Microchip looks to simplify the deployment of Wi-Fi 6 access points and small cell nodes

Microchip looks to simplify the deployment of Wi-Fi 6 access points and small cell nodes

Microchip looks to simplify the deployment of Wi-Fi 6 access points and small cell nodes

Microchip Technology has created a more flexible and cost-effective alternative when it comes to the deployment of Wi-Fi 6 access points (APs) and 5G small cell access nodes where AC power is available or if their switch can deliver both power and data to them as required.

Microchip has developed the first multiport Power over Ethernet (PoE) power sourcing equipment (PSE) injector, also known as a midspan, that enables any multigigabit switch to support these devices’ high powering needs and data rates, with no network configuration or downtime necessary.

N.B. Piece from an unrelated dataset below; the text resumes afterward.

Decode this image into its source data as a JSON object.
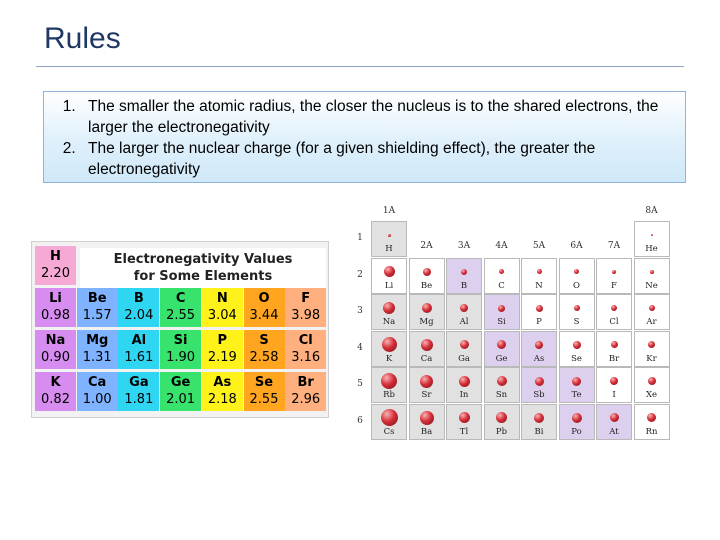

“Our new family of multiport, multigigabit PoE PSE injectors offers the easiest and most cost-effective way to install Wi-Fi 6 devices and small cell equipment,” said Iris Shuker, director of Microchip’s PoE business unit. “Patented technology from Microchip solves the challenge of powering these devices while also supporting their 10 gigabit-per-second data rates. This greatly simplifies deployment of Wi-Fi 6 APs while enabling service providers, for the first time, to quickly and inexpensively install 5G picocells and femtocells wherever they are needed, which is rarely near an AC outlet.”

Multigigabit PoE-enabled switches with sufficient power for Wi-Fi 6 devices and small cell equipment tend to be very expensive and are not widely adopted. A more cost-effective way to inject power into the network for these high-speed devices is to install a multiport, multigigabit midspan between them and any standard multigigabit switch.

Available in 6-, 12- and 24-port configurations, each midspan supports Wi-Fi 6 devices’ high IEEE 802.11ax data rates and delivers up to 60W of output power per port in compliance with the IEEE’s 802.3bt PoE and 10GBASE-T specifications. The midspans can be securely monitored and controlled remotely using Microchip’s web-based PowerView Pro platform.